Nel corso dell’odierna audizione della Commissione d’inchiesta sul fenomeno degli infortuni sul lavoro, la Cgil ha valutato con molta prudenza il calo del 3,6% avvenuto nel 2011 in regione. "Questo dato correlato – spiega il segretario generale della Cgil Friuli Venezia Giulia, Franco Belci – con l’andamento del mercato del lavoro, che ha registrato, dal 2008 ad oggi, il 4,8% di occupati in meno e un larghissimo ricorso da parte delle aziende agli ammortizzatori sociali".

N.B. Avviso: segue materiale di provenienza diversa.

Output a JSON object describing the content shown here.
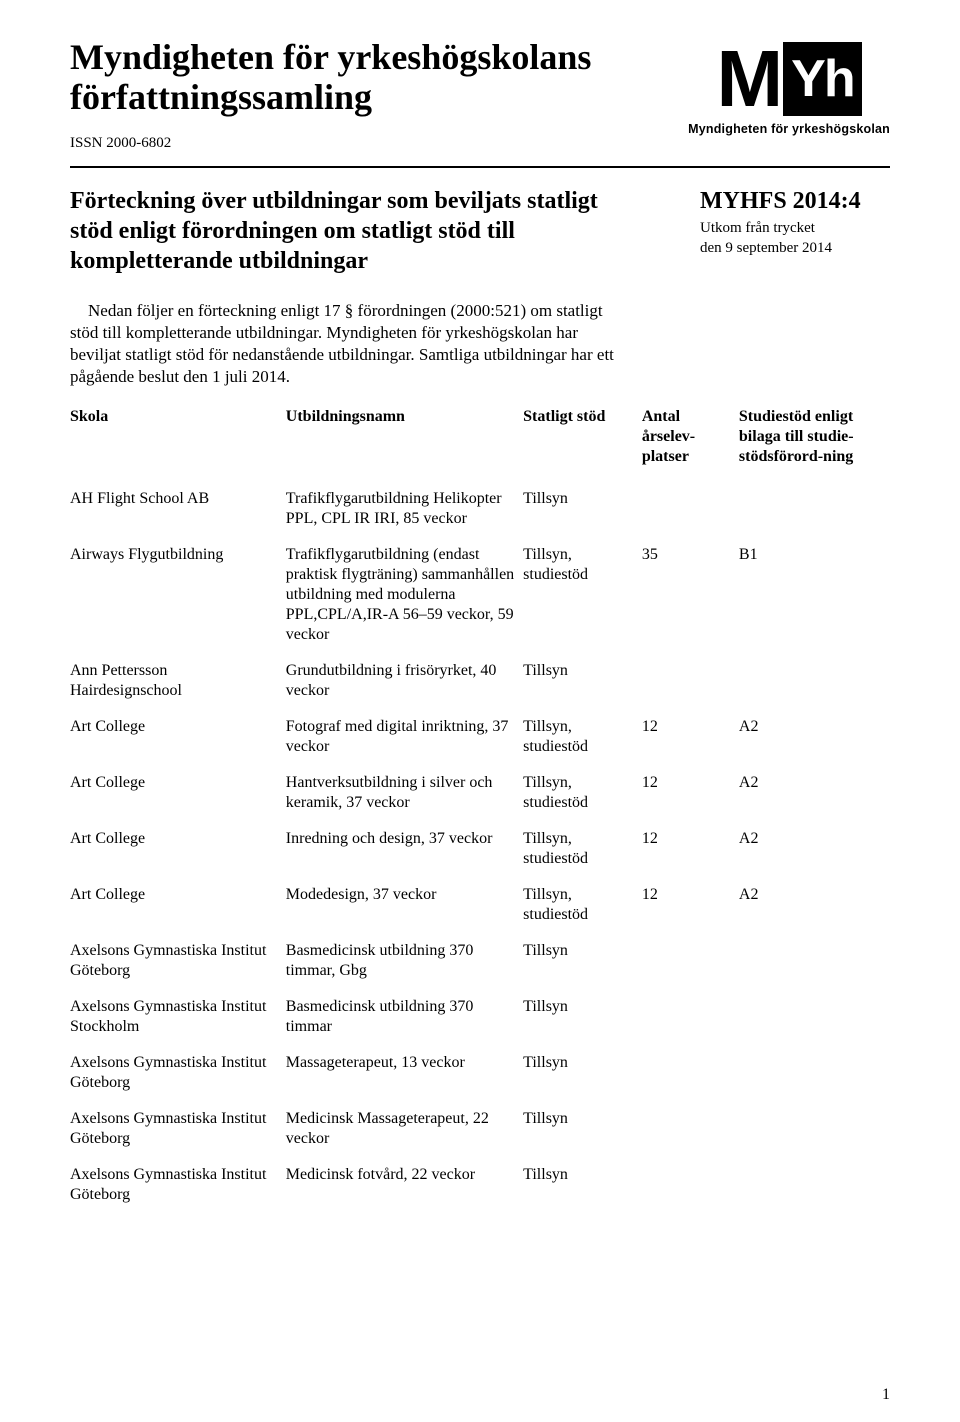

Meno lavoro, meno infortuni, insomma, mentre preoccupano le malattie professionali che sono in costante crescita, del 4,4% nel 2010 e dell’11% nel 2011. Secondo Belci, l’aumento e la tipologia delle malattie chiamano in causa soprattutto l’allungamento complessivo della vita lavorativa in condizioni di disagio e di usura fisica. "Non tutti i lavori sono uguali – commenta il segretario – e per alcuni di essi l’esposizione al rischio aumenta con l’età. Una riflessione del tutto estranea alla logica della riforma delle pensioni, che agisce con una fredda logica statistica e assicurativa e non tiene conto delle caratteristiche della singola prestazione lavorativa: un conto è lavorare per quarant’anni in un cantiere, un conto è farlo in un ufficio".

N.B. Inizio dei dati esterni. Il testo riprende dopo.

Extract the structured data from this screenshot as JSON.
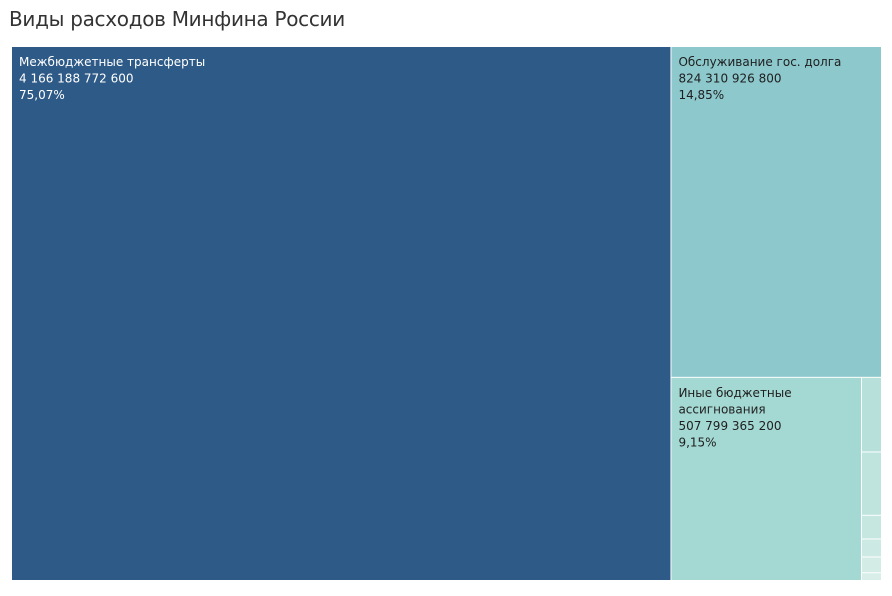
{
  "chart_data": {
    "type": "treemap",
    "title": "Виды расходов Минфина России",
    "items": [
      {
        "name_lines": [
          "Межбюджетные трансферты"
        ],
        "value": 4166188772600,
        "value_label": "4 166 188 772 600",
        "percent_label": "75,07%",
        "color": "#2e5a87",
        "text_color": "#ffffff"
      },
      {
        "name_lines": [
          "Обслуживание гос. долга"
        ],
        "value": 824310926800,
        "value_label": "824 310 926 800",
        "percent_label": "14,85%",
        "color": "#8cc8cc",
        "text_color": "#1f1f1f"
      },
      {
        "name_lines": [
          "Иные бюджетные",
          "ассигнования"
        ],
        "value": 507799365200,
        "value_label": "507 799 365 200",
        "percent_label": "9,15%",
        "color": "#a4d8d3",
        "text_color": "#1f1f1f"
      }
    ],
    "small_items": [
      {
        "value": 6.5,
        "color": "#b8e0da"
      },
      {
        "value": 5.5,
        "color": "#bfe3dd"
      },
      {
        "value": 2.0,
        "color": "#c6e6e0"
      },
      {
        "value": 1.5,
        "color": "#cde9e3"
      },
      {
        "value": 1.3,
        "color": "#d3ece6"
      },
      {
        "value": 0.6,
        "color": "#d9eee9"
      }
    ]
  }
}
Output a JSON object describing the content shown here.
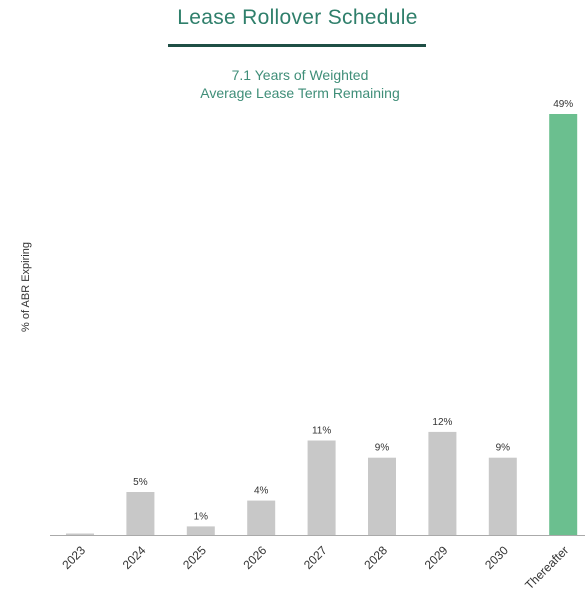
{
  "chart_data": {
    "type": "bar",
    "title": "Lease Rollover Schedule",
    "subtitle": [
      "7.1 Years of Weighted",
      "Average Lease Term Remaining"
    ],
    "ylabel": "% of ABR Expiring",
    "xlabel": "",
    "categories": [
      "2023",
      "2024",
      "2025",
      "2026",
      "2027",
      "2028",
      "2029",
      "2030",
      "Thereafter"
    ],
    "values": [
      0,
      5,
      1,
      4,
      11,
      9,
      12,
      9,
      49
    ],
    "data_labels": [
      "",
      "5%",
      "1%",
      "4%",
      "11%",
      "9%",
      "12%",
      "9%",
      "49%"
    ],
    "ylim": [
      0,
      49
    ],
    "grid": false,
    "legend": "none",
    "colors": {
      "default_bar": "#c8c8c8",
      "highlight_bar": "#6bbf8f",
      "title": "#2f7f6b",
      "rule": "#1f4f45",
      "subtitle": "#3f8e78",
      "axis": "#aaaaaa"
    },
    "highlight_category": "Thereafter"
  }
}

Tra le principali criticità da risolvere, per la Cgil, la prima riguarda la maggiore frequenza degli incidenti negli appalti: caso emblematico quello di Fincantieri, dove l’azienda non ha finora dato risposte soddisfacenti alla richiesta di controlli del sindacato. La seconda riguarda i rapporti di lavoro precari, che comportano una frequenza di incidenti molto più alta rispetto a quelli stabili. La terza investe gli immigrati, uno su quattro dei quali è vittima di incidenti.

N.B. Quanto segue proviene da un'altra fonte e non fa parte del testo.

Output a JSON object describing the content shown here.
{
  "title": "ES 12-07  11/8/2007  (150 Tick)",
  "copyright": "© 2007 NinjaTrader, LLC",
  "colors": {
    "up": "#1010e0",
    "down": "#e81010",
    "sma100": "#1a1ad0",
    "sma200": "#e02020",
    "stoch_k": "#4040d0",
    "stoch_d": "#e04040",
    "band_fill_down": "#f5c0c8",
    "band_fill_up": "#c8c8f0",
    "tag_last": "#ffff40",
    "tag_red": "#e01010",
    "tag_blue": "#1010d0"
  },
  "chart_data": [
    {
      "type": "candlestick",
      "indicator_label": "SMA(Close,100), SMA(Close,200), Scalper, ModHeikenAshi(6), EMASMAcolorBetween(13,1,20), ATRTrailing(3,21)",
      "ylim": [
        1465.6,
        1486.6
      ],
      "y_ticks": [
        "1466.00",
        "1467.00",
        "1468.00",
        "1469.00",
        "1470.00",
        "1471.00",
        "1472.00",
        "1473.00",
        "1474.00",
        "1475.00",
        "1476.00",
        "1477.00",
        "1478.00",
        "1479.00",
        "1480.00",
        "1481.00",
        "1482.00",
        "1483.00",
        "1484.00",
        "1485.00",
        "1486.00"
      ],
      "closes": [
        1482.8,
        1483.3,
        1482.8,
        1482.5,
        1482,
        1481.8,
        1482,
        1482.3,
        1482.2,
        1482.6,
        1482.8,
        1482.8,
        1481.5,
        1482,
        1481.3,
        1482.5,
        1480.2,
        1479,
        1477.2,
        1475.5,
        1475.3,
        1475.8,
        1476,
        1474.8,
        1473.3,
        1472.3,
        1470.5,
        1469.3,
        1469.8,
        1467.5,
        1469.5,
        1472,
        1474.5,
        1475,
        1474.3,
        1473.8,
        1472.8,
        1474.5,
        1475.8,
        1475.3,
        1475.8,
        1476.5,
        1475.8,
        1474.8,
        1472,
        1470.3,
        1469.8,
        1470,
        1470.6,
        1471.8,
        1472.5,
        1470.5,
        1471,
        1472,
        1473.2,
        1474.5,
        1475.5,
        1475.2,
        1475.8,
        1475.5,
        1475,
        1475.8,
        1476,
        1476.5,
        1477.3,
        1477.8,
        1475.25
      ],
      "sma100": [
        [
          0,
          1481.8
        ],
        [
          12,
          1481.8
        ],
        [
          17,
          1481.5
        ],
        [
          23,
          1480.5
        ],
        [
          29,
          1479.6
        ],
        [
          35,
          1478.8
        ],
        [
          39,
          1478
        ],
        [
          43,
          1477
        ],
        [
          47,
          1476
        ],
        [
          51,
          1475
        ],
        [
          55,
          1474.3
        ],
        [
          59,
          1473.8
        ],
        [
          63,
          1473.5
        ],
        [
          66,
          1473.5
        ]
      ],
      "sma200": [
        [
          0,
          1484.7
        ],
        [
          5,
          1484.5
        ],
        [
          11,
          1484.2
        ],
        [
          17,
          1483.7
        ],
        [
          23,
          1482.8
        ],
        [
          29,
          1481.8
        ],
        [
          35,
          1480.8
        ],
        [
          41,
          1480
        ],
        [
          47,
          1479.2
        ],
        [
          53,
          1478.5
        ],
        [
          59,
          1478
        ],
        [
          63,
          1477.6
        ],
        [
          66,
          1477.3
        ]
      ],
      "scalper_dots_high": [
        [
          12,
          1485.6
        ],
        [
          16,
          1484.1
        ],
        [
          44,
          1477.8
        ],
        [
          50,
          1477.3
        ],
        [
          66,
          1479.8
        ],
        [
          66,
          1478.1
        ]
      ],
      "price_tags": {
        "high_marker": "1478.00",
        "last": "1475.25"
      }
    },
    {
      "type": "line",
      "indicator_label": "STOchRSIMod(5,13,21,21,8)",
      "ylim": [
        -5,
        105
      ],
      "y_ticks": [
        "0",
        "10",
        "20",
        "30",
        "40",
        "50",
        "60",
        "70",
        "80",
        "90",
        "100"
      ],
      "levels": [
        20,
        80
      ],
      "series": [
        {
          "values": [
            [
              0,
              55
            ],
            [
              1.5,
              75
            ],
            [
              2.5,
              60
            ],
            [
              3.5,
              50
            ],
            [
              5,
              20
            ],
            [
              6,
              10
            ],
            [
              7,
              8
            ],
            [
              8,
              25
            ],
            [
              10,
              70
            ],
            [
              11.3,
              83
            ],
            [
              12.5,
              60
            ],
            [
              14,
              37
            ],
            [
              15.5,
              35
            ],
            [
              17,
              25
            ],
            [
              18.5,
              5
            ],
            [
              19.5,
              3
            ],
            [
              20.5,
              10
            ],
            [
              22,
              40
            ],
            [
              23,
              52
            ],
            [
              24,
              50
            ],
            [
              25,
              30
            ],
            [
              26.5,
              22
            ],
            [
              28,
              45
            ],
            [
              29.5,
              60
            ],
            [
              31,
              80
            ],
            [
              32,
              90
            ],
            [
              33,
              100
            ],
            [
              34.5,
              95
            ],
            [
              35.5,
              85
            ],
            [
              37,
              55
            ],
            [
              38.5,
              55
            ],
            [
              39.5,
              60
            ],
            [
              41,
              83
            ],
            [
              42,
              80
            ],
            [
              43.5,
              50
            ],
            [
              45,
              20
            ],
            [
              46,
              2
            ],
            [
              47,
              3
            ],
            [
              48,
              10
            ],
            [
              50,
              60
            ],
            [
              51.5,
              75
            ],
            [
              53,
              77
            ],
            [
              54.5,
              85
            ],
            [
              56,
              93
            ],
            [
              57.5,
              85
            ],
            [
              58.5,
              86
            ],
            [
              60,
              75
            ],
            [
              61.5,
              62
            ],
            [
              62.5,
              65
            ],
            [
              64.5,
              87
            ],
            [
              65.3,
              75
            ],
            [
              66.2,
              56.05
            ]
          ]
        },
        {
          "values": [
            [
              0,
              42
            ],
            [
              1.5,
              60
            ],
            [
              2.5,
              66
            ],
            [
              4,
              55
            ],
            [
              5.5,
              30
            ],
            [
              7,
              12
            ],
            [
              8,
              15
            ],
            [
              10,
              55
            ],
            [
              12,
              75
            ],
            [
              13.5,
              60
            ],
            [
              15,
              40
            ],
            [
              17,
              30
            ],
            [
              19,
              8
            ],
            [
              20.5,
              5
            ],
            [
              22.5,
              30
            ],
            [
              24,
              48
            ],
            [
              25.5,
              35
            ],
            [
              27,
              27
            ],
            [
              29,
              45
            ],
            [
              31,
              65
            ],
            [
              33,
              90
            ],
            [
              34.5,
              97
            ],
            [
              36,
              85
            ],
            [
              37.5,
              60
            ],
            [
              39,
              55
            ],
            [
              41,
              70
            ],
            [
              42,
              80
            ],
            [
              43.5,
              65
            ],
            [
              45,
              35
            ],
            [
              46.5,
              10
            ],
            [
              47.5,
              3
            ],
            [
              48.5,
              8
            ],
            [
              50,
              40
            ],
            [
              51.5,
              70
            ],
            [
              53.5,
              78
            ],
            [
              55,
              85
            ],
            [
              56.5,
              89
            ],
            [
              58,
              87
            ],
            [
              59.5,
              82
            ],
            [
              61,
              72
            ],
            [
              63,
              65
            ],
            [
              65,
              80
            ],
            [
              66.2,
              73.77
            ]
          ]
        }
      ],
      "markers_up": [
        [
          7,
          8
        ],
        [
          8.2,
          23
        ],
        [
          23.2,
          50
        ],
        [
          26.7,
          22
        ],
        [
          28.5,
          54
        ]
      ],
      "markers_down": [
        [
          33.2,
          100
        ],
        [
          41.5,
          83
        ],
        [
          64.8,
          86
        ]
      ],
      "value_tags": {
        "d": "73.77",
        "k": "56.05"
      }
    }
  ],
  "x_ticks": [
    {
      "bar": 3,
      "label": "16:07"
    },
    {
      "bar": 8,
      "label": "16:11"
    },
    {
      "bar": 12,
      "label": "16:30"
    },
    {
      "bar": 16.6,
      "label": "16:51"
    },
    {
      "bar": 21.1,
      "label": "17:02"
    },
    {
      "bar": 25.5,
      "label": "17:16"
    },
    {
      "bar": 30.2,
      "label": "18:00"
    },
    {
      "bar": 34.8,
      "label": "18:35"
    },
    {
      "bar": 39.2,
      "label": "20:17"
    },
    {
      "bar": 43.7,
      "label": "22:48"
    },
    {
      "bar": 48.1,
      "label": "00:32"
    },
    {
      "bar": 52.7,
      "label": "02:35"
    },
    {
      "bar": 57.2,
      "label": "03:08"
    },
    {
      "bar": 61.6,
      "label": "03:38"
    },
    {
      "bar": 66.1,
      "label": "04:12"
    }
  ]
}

Infine, Belci ha lamentato l’insufficiente impegno della Regione per la problematica: le unità di prevenzione e sicurezza delle Asl sono cronicamente sotto organico e impegnate più nel controllo, al servizio della magistratura, che nella prevenzione. Nella programmazione sanitaria non è stata adeguatamente affrontata la questione e il Comitato per la salute e la sicurezza, istituito per legge nel 2007, con l’obbligo di riunirsi almeno quattro volte l’anno, lo ha fatto per tre volte nel 2011 e una sola nel 2012. "Segno – ha concluso Belci – di una palese disattenzione".